Em Portugal preenchem-se anualmente 4,8 milhões de declarações de rendimentos. Nestas, há 3,3 milhões de famílias, 70% do total, que declaram rendimentos mensais inferiores a 1200 euros brutos, dos quais 2,7 milhões, ou 57% do total, declaram menos de 800 euros brutos por mês. Falamos de rendimentos globais de famílias, na maioria com duas ou três pessoas. E os números apresentados são de 2009, ano de aumentos na FP e antes de cortes salariais e de muita austeridade.
Apesar destes números, o plano de emergência social só vem apoiar (e mal) três milhões de portugueses. Menos de 30% do total. Sobra assim uma enorme área cinzenta de pobreza não oficial, onde sobrevivem os que também vão ficar de fora das tarifas sociais na electricidade, gás ou transportes. Esta é uma franja da população para a qual o Estado está a mostrar-se totalmente cego, sentenciando-a ao esquecimento e à pobreza quando se antevê um aumento do custo de vida generalizado e cortes salariais.

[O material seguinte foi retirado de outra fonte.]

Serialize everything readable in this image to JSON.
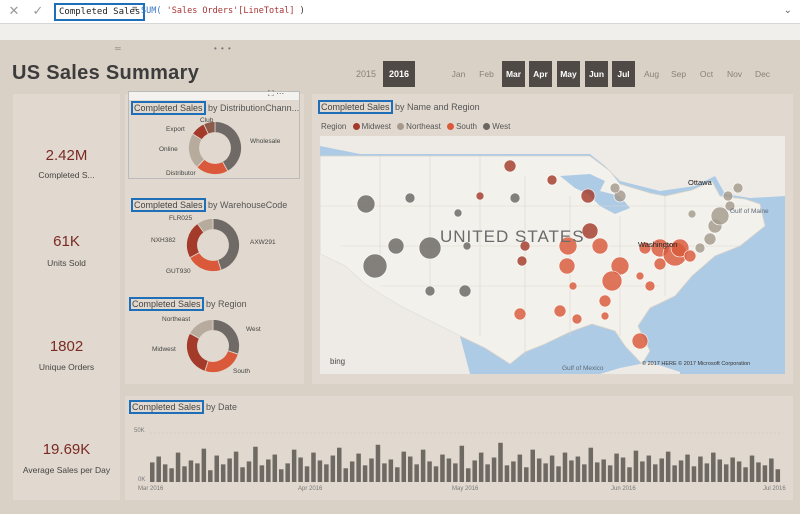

Ao mesmo tempo, há 12 mil milhões de euros postos de lado para os bancos, que nem os querem, valor ao qual se juntam mais 66 mil milhões do empréstimo internacional para saldar as dívidas do Estado. A ironia? É que quem vai pagar este dinheiro da troika são em grande parte os 3,3 milhões de famílias que nem 1200 euros brutos ganham e que nem um euro vão ver do dinheiro da troika. E o estranho? É que em gabinetes com técnicos e especialistas que ganham três mil e quatro mil euros por mês tudo isto faz sentido. Não faz, e quanto mais demorarem a percebê-lo, pior para todos.